Gair was the first person to speak on the motion at the AGM, which saw multiple others speak in favour of it, including SD69 trustees Barry Kurland and Elaine Young, he said.

Gair said he believes reducing the voting age to 16 would increase student engagement in a system that, while having a big impact on their lives, they feel doesn’t represent them. It would also better prepare students to vote in other elections.

“All too often students don’t feel invested in the system because they don’t have any say over it,” said Gair, who was voted in as a trustee at the age of 20.

“But if you have a democratic vote that you can decide who the trustees are… what you say does matter to somebody. Your voice is being heard and is being listened to because you can effect those changes.”

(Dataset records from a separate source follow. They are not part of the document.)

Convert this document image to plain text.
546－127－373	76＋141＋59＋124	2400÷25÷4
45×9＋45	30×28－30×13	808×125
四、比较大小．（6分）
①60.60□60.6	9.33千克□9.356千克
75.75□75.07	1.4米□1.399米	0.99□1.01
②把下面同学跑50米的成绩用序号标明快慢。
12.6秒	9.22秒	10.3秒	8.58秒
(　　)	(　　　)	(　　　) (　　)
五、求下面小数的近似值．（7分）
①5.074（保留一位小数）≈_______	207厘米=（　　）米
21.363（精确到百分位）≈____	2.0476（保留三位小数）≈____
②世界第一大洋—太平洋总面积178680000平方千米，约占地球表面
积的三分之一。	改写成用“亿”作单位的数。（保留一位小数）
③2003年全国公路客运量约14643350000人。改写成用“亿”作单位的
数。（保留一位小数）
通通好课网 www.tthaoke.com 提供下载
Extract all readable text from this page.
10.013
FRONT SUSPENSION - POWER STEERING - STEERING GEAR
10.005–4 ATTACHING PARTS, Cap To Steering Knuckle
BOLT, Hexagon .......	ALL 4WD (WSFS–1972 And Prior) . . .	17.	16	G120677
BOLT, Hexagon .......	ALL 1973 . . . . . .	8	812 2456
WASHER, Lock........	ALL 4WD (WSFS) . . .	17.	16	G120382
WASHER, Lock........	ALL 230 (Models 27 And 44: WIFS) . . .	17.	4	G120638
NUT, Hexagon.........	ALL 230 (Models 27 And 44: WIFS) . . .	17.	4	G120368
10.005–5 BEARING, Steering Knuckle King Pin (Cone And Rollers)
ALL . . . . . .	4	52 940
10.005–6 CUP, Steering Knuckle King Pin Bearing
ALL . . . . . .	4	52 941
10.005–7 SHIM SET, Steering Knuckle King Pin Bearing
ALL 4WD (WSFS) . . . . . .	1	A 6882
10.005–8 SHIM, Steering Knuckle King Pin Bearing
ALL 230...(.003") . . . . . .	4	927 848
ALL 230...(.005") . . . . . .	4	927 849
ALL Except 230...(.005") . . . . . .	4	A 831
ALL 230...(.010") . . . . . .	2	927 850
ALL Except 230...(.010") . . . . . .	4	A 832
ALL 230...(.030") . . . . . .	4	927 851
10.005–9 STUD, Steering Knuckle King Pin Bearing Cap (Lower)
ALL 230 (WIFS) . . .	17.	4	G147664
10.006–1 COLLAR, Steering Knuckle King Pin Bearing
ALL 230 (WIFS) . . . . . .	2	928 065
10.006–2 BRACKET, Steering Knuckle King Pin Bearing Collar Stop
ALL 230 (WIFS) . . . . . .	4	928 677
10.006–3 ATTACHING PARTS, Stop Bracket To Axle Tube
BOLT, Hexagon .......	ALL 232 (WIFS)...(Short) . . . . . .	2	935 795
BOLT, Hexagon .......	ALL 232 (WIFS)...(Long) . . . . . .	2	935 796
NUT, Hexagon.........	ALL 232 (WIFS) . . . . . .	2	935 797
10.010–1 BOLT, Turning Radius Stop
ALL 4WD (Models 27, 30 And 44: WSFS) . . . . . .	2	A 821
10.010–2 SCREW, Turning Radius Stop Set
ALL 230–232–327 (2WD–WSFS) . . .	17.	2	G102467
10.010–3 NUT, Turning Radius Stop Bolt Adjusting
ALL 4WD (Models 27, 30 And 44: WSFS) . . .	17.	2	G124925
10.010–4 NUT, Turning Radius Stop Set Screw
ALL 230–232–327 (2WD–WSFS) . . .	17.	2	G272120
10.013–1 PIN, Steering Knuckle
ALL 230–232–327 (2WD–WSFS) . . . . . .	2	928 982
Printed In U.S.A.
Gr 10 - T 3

Voting while still in high school would also provide a practice ground for students ahead of becoming a full participant in democracy, he said.

Students would not only begin educating themselves about candidates, politics and how to interpret the media and politicians, Gair said, they’d be doing so alongside their fellow classmates and with teachers who they could turn to for help.

“I think that’s a very powerful step in the right direction for our democracy — giving people something of a trial run so that they can be more engaged once they turn 18 and have the opportunity to vote in a large election. Evidence has shown that if you vote young, you’ll continue voting, so this is a way to increase voter turnout once students do turn 18,” Gair said.

He added that he wasn’t sure when the BCSTA would begin its efforts to have the provincial government look into changing the School Act to change the voting age, but he added that Minister of Education Rob Fleming and Parksville-Qualicum MLA Michelle Stilwell are aware of the interest in changing the voting age.